Les vêtements ne sont pas moins éclatants que le décor. Salomé, habitée par la mort et tenant sa hache constamment en main, est toute de noire, debout sur son cercle blanc, quasi immuable comme une pierre tombal ; Chrysothemis, pleine de vie, elle, et souhaitant enfanter, évolue dans sa robe blanche : Chlytemnestre, aux rêves sanguins, ayant assassiné son premier mari, sort du fond écarlate sur un escalier de la même couleur,  dans sa parure rouge vif avec une cape brodée d’or .

Plus tard, l’ayant abandonnée, Electre s’en servira pour essayer de convaincre sa sœur de tuer leurs parents avec elle, et Oreste s’en drapera tel un empereur romain.

La scène voisine ainsi avec des tableaux d’art abstrait ou des Nicolas de Staël. Le manque de survitrage nonobstant est cependant regrettable. Le traitement que Richard Strauss inflige à la langue, rend la compréhension des dialogues malaisée, y compris pour un germanophones, et tous les spectateurs ne sont pas forcément germanophones de surcroît.

L’orchestre de l’opéra de Munich, sous la direction de Vladimir Jurowski est remarquable de pénétration, de force et de feu avec ses accents, ses aigus et pics acérés. Trop peut être même, mordant sur les chanteurs, et rendant l’exécution à la limite de la version de chef, il en fait presque perdre de vue la valeur des interprètes. 
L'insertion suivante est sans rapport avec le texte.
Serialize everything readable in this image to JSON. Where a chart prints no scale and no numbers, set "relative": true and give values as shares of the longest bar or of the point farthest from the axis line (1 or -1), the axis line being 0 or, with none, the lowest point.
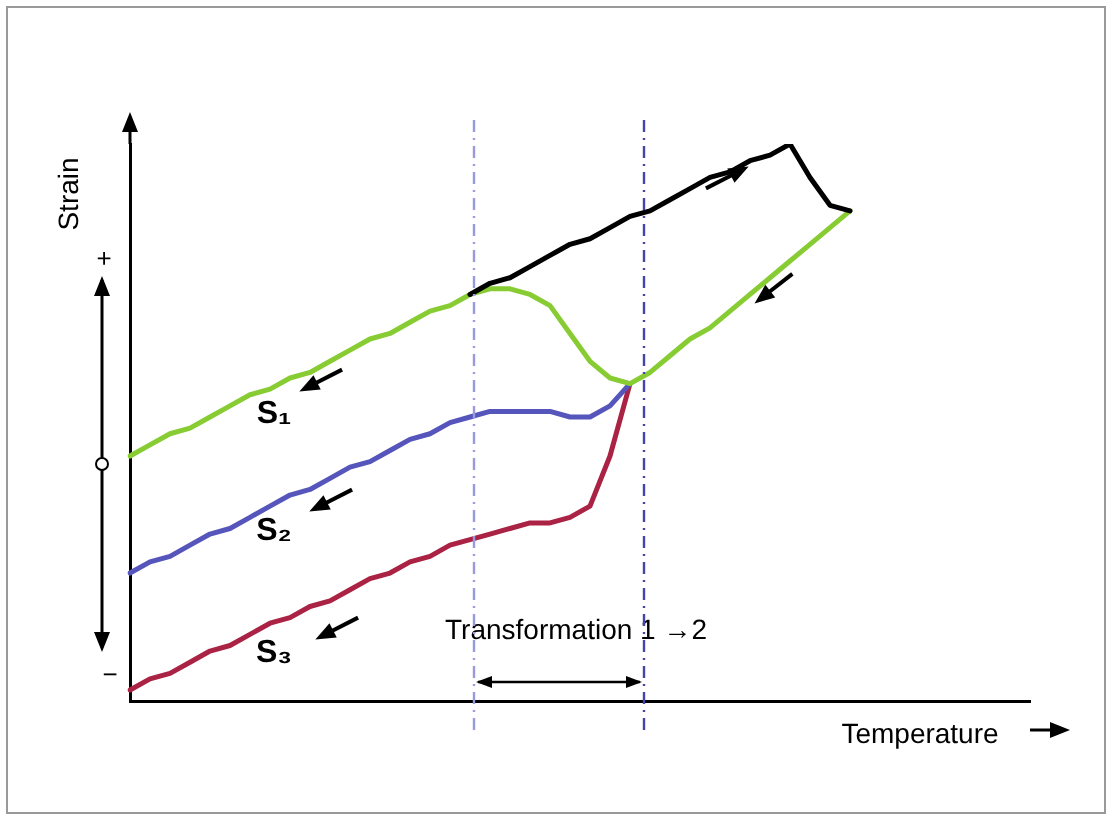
{
  "chart_data": {
    "type": "line",
    "relative": true,
    "xlabel": "Temperature",
    "ylabel": "Strain",
    "legend": false,
    "marker": "none",
    "line_style": "solid",
    "categories": [
      null,
      null,
      null,
      null,
      null,
      null,
      null,
      null,
      null,
      null,
      null,
      null,
      null,
      null,
      null,
      null,
      null,
      null,
      null,
      null,
      null,
      null,
      null,
      null,
      null,
      null,
      null,
      null,
      null,
      null,
      null,
      null,
      null,
      null,
      null,
      null,
      null,
      null,
      null,
      null,
      null,
      null,
      null,
      null,
      null,
      null
    ],
    "series": [
      {
        "color": "#000000",
        "values": [
          null,
          null,
          null,
          null,
          null,
          null,
          null,
          null,
          null,
          null,
          null,
          null,
          null,
          null,
          null,
          null,
          null,
          0.73,
          0.75,
          0.76,
          0.78,
          0.8,
          0.82,
          0.83,
          0.85,
          0.87,
          0.88,
          0.9,
          0.92,
          0.94,
          0.95,
          0.97,
          0.98,
          1,
          0.94,
          0.89,
          0.88,
          null,
          null,
          null,
          null,
          null,
          null,
          null,
          null,
          null
        ]
      },
      {
        "name": "S₁",
        "color": "#88cc33",
        "values": [
          0.44,
          0.46,
          0.48,
          0.49,
          0.51,
          0.53,
          0.55,
          0.56,
          0.58,
          0.59,
          0.61,
          0.63,
          0.65,
          0.66,
          0.68,
          0.7,
          0.71,
          0.73,
          0.74,
          0.74,
          0.73,
          0.71,
          0.66,
          0.61,
          0.58,
          0.57,
          0.59,
          0.62,
          0.65,
          0.67,
          0.7,
          0.73,
          0.76,
          0.79,
          0.82,
          0.85,
          0.88,
          null,
          null,
          null,
          null,
          null,
          null,
          null,
          null,
          null
        ]
      },
      {
        "name": "S₂",
        "color": "#5555bb",
        "values": [
          0.23,
          0.25,
          0.26,
          0.28,
          0.3,
          0.31,
          0.33,
          0.35,
          0.37,
          0.38,
          0.4,
          0.42,
          0.43,
          0.45,
          0.47,
          0.48,
          0.5,
          0.51,
          0.52,
          0.52,
          0.52,
          0.52,
          0.51,
          0.51,
          0.53,
          0.57,
          null,
          null,
          null,
          null,
          null,
          null,
          null,
          null,
          null,
          null,
          null,
          null,
          null,
          null,
          null,
          null,
          null,
          null,
          null,
          null
        ]
      },
      {
        "name": "S₃",
        "color": "#aa2244",
        "values": [
          0.02,
          0.04,
          0.05,
          0.07,
          0.09,
          0.1,
          0.12,
          0.14,
          0.15,
          0.17,
          0.18,
          0.2,
          0.22,
          0.23,
          0.25,
          0.26,
          0.28,
          0.29,
          0.3,
          0.31,
          0.32,
          0.32,
          0.33,
          0.35,
          0.44,
          0.57,
          null,
          null,
          null,
          null,
          null,
          null,
          null,
          null,
          null,
          null,
          null,
          null,
          null,
          null,
          null,
          null,
          null,
          null,
          null,
          null
        ]
      }
    ],
    "annotations": [
      "Transformation 1 →2",
      "+",
      "−"
    ]
  }
}
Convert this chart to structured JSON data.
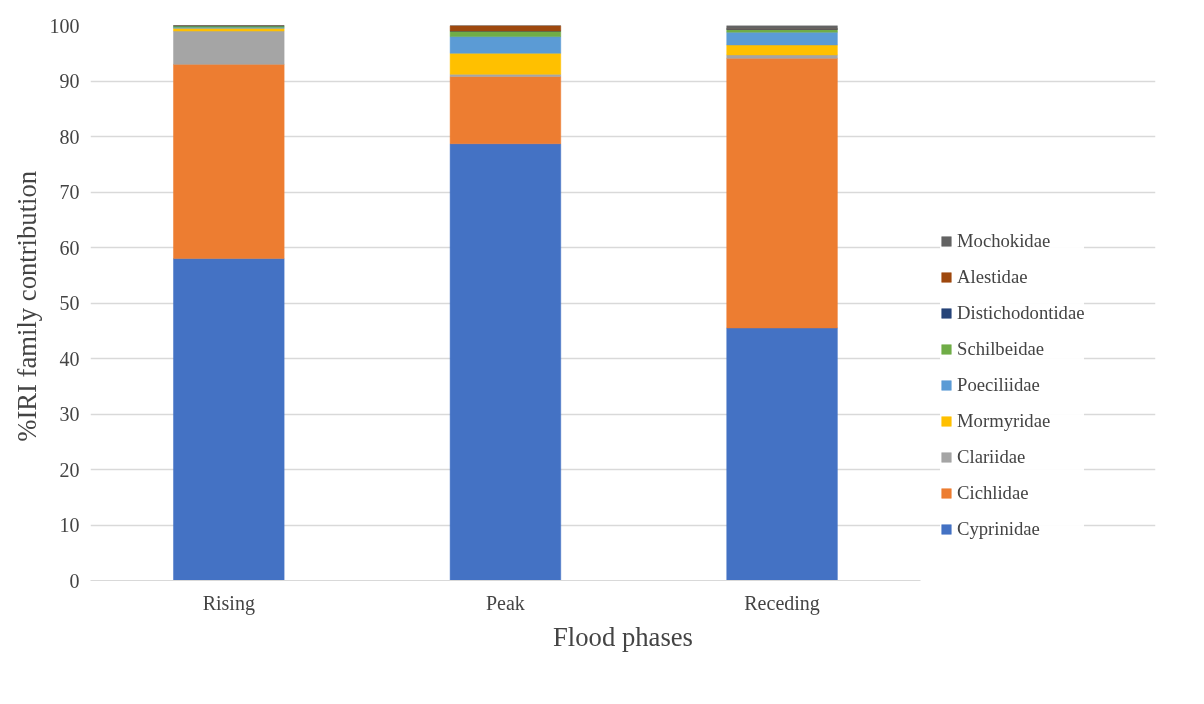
{
  "chart_data": {
    "type": "bar",
    "stacked": true,
    "xlabel": "Flood phases",
    "ylabel": "%IRI  family contribution",
    "categories": [
      "Rising",
      "Peak",
      "Receding"
    ],
    "series": [
      {
        "name": "Cyprinidae",
        "color": "#4472c4",
        "values": [
          58.0,
          78.7,
          45.5
        ]
      },
      {
        "name": "Cichlidae",
        "color": "#ed7d31",
        "values": [
          35.0,
          12.1,
          48.6
        ]
      },
      {
        "name": "Clariidae",
        "color": "#a5a5a5",
        "values": [
          6.0,
          0.4,
          0.6
        ]
      },
      {
        "name": "Mormyridae",
        "color": "#ffc000",
        "values": [
          0.5,
          3.8,
          1.8
        ]
      },
      {
        "name": "Poeciliidae",
        "color": "#5b9bd5",
        "values": [
          0.2,
          3.0,
          2.3
        ]
      },
      {
        "name": "Schilbeidae",
        "color": "#70ad47",
        "values": [
          0.2,
          1.0,
          0.5
        ]
      },
      {
        "name": "Distichodontidae",
        "color": "#264478",
        "values": [
          0.1,
          0,
          0.1
        ]
      },
      {
        "name": "Alestidae",
        "color": "#9e480e",
        "values": [
          0,
          1.0,
          0
        ]
      },
      {
        "name": "Mochokidae",
        "color": "#636363",
        "values": [
          0,
          0,
          0.6
        ]
      }
    ],
    "ylim": [
      0,
      100
    ],
    "yticks": [
      0,
      10,
      20,
      30,
      40,
      50,
      60,
      70,
      80,
      90,
      100
    ],
    "grid": "y",
    "legend": "right"
  }
}
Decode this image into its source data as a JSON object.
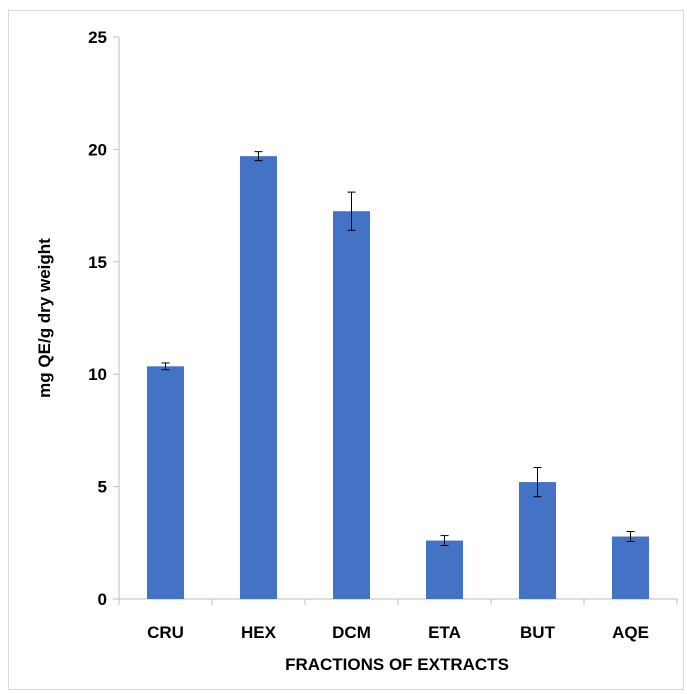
{
  "chart_data": {
    "type": "bar",
    "title": "",
    "xlabel": "FRACTIONS OF EXTRACTS",
    "ylabel": "mg QE/g dry weight",
    "categories": [
      "CRU",
      "HEX",
      "DCM",
      "ETA",
      "BUT",
      "AQE"
    ],
    "series": [
      {
        "values": [
          10.35,
          19.7,
          17.25,
          2.6,
          5.2,
          2.78
        ],
        "errors": [
          0.15,
          0.2,
          0.85,
          0.22,
          0.65,
          0.22
        ],
        "color": "#4472C4"
      }
    ],
    "ylim": [
      0,
      25
    ],
    "yticks": [
      0,
      5,
      10,
      15,
      20,
      25
    ],
    "grid": false,
    "legend": "none"
  }
}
C’est qu’ils sont remarquables également. Les personnages principaux, une belle cohésion les unit dans un esprit de troupe. Et que ce soit Elena Pankratova en Electre, qui donne à son timbre irisé une sécheresse de rasoirs, Vida Miknevičiūtė en Chrysothemis au chant non moins aigu mais plus mélodieux, ou Violeta Urmana en Clytemnestre, avec sa voix tendue de douleurs, les joutes entre la mère et la sœur avec cet abîme de désir assassin, qu’est Electre, révèlent bien la noirceur de l’opéra.

L’Oreste de Károly Szemerédi est sans doute le rôle masculin le plus réussi. Le désamour de Strauss pour les ténors exigent des interprètes d’une qualité extrême. Et il incarne un Oreste, à la voix ferme, grave et dure comme sa stature. Un Oreste à faire peur de sécheresse, comme sa sœur. 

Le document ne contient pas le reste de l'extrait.